In March, the manufacturer warned that sales had dropped at its Hoover floor-care products division because of bad weather and slipping consumer confidence. In April, the company said it would slash about 500 salaried positions. The Newton-based company has about 20,900 workers, roughly 6,400 of whom are salaried.

To compete against rivals Whirlpool Corp. and General Electric Co., the No. 1 and No. 2 domestic appliance makers, respectively, Maytag Chairman and Chief Executive Ralph Hake has embarked on a cost-cutting program that is expected to save about $100 million annually after this year by streamlining logistics, benefits, its workforce and by closing a factory and moving some production to Mexico.

The company is also introducing new products, including a large oven and a top-loading version of its popular Neptune washing machine. The price of steel is expected to fall after tariffs introduced by President George Bush were ruled illegal by the World Trade Organization in March.

“We worked hard to reduce our costs, and those efforts should continue to pay off in the second half as we benefit from our restructuring savings, steel cost reductions and multiple product launches,” Hake said in a statement.

The company’s second-quarter results included charges of $18.8 million, or 24 cents per share, related to the closure of a manufacturing plant in Galesburg, Ill., and a reduction of the company’s salaried workforce.
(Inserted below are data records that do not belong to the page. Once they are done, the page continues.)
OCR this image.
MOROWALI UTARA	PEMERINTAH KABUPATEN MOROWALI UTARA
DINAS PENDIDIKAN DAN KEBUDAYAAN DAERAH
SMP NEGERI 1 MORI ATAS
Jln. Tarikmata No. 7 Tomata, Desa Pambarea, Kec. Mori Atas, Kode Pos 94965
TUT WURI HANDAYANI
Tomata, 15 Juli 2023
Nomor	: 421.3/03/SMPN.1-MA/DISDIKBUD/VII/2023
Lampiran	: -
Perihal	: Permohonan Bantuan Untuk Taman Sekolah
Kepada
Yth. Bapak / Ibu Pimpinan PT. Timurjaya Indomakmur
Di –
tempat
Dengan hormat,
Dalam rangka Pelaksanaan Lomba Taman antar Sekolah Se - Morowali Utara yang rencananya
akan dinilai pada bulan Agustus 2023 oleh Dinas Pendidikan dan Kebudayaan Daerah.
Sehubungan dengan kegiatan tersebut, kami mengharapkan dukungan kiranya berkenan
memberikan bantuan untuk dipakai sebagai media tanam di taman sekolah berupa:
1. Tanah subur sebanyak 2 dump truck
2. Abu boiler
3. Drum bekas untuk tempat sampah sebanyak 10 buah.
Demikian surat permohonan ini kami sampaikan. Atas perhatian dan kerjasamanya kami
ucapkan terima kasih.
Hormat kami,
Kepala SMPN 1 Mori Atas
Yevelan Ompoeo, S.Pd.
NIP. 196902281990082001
Excluding the charges, per-share profits would have been 56 cents, which matched the average estimate of analysts polled by Thomson First Call.

For the year, Hake reiterated guidance he gave analysts and investors in April, saying that he expects the company to have per-share profits of $1.80 to $1.90, including restructuring charges of about $60 million, or 50 cents per share. Wall Street analysts had expected, on average, earnings of $2.27.